I use Full-Text Search to build a search engine, so I benefit from a couple of features:
- Searching one or more specific words or phrases (to find a book by a small portion of the title for example)
- Searching a word or phrase close to another word or phrase (to give results even though the user made a typo)
- Using weighted values (for instance: if a specific word is found in a title, it is more important than when a word is found in the name of a publisher)
But there are more very useful search queries that can be constructed, as can be found on MSDN. Another big feature of Full-Text Search compared to a simple SQL LIKE statement is the performance. Full-Text Search is FAST. Where a LIKE query on millions of records can take seconds or minutes, a Full-Text Search query can search through millions of records in a few milliseconds.
Lucene.NET
Full-Text Search works fine on SQL Server, but not on SQL Azure, the Azure version of SQL Server. This means that we have to make do with Lucene.NET Lucene.NET is a direct port of Lucene, which is:
Apache Lucene(TM) is a high-performance, full-featured text search engine library written entirely in Java.
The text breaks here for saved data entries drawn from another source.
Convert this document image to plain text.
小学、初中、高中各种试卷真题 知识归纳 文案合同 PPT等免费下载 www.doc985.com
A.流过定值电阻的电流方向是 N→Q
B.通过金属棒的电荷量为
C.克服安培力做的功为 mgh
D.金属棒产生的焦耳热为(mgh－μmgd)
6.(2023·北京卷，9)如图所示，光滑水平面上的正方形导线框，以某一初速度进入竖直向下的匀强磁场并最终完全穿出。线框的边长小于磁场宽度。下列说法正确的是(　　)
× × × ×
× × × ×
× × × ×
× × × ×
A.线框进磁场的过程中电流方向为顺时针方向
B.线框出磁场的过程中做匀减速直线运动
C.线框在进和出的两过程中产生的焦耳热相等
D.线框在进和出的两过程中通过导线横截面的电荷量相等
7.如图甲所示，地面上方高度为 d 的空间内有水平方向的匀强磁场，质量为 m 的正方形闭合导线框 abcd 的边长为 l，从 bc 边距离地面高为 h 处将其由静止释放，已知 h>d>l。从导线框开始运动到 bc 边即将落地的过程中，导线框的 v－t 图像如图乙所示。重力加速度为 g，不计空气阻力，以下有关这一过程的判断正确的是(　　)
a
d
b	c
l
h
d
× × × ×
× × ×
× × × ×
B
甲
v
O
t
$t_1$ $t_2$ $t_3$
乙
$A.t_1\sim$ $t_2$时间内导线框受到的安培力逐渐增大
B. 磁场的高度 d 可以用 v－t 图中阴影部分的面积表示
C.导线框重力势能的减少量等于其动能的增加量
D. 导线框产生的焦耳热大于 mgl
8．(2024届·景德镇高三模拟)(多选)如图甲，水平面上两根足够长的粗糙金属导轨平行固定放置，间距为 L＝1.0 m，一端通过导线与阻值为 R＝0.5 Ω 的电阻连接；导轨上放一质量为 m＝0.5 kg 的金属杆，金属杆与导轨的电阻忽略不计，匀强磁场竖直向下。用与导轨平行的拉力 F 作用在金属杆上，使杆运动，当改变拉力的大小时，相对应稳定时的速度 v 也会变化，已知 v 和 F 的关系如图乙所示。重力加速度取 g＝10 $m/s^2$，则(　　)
It is a technology suitable for nearly any application that requires full-text search, especially cross-platform.
It supports the following features:
- Ranked searching - best results returned first
- Many powerful query types: phrase queries, wildcard queries, proximity queries, range queries and more
- Fielded searching (e.g., title, author, contents)
- Date-range searching
- Sorting by any field
- Multiple-index searching with merged results
- Allows simultaneous update and searching
The current version of Lucene.NET is 3.0.3.0 and can be simply downloaded via NuGet (but don't do this yet, because that version doesn't work).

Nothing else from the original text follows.